Wednesday, January 20, 2016

Another Falcon Sea Landing Crash

A little bit of SpaceX humor written onto the landing barge off the Pacific coast. All pictures credit: SpaceX.
On Sunday Jan. 17, SpaceX launched a Falcon 9 rocket from its launch site at Vandenberg, California to place the Jason 3 satellite into orbit. This version of the Falcon was the last of the designated version 1.1 modifications, a stretched and re-engined Falcon 9. These versions have been flying since 2013. The next flights will be the Falcon 9FT, or "Full Thrust," which was most recently used in December 2015.
SpaceX launch site at Vandenberg AFB, California.
Last view of the Falcon 9 as it flies through low clouds.
Jason satellite program.
The Jason-3 satellite is a multi-program partnership between NOAA, NASA, EUMETSAT, and CNES. The multinational experiments will study sea surface topography, mainly sea surface levels. An additional experiment will study the radiation environment around the satellite.
Falcon slowing to touch down on the barge landing pad.
The Jason-3 spacecraft was successfully launched into orbit.
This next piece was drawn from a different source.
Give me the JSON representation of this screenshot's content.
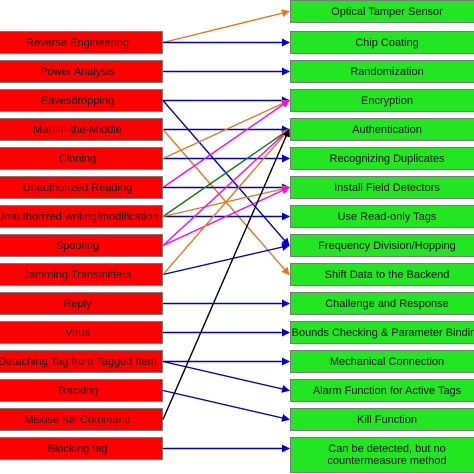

Following separation, the Falcon 9 first stage descended slowly towards the recovery zone. Although SpaceX had made a totally awesome landing on a land recovery pad in December, Engineers were attempting to make the first successful sea landing on this attempt. Everything looked great right up to touchdown, when after landing one of the legs failed to lock in position, and the rocket toppled over onto the pad. Engineers suspect the heavy fog contributed to condensation which may have iced over and interfered with the lockdown.
Not successful at sea, yet.


FIrst EVA for the UK

British astronaut Tim Peake prepares to exit the ISS airlock. NASA pic.
On Friday, Jan. 15, astronauts Tim Kopra (USA) and Tim Peake (UK) took a spacewalk (EVA-35) to replace a Sequential Shunt Unit (SSU) which regulates electrical voltage from the Solar Arrays. It was the third EVA for Kopra, and the first for Peake. It was also a record as the first spacewalk for a British astronaut. There had been previous spacewalks by British astronauts when they worked for NASA, but this flight was the first time an astronaut representing the UK was performing an EVA.
Tim Peake enjoying the first British Spacewalk.
The replacement was scheduled to take place during one of the night portions of the station's orbit. Engineers did not want to risk removing the SSU during a sunlit period when the solar panels would be charged up and transmitting electricity. The astronauts moved out along the Truss and during a dark period changed out the failed unit with the spare SSU. They then moved back to the airlock area to prepare for using the rest of the EVA for some other minor tasks. 
Tim Peake moving along the side of the US Lab module.
Tim Kopra had completed the re-installation of a waste valve on Node 3 when he reported to NASA that he was experiencing a tiny amount of water leak in his helmet. Due to the experience astronaut Luca Parmitano had with a leaky water line that could have drowned him on EVA-23, ground Mission Control Director Royce Renfrew immediately cancelled the rest of the EVA and the two astronauts safely returned to the airlock. The leak in Kopra's helmet was not nearly as dangerous as the earlier incident, but no one was about to take any chances. No doubt the astronauts will be closely examining the problem and working with engineers to make repairs. The remaining tasks of this EVA will be left to another time.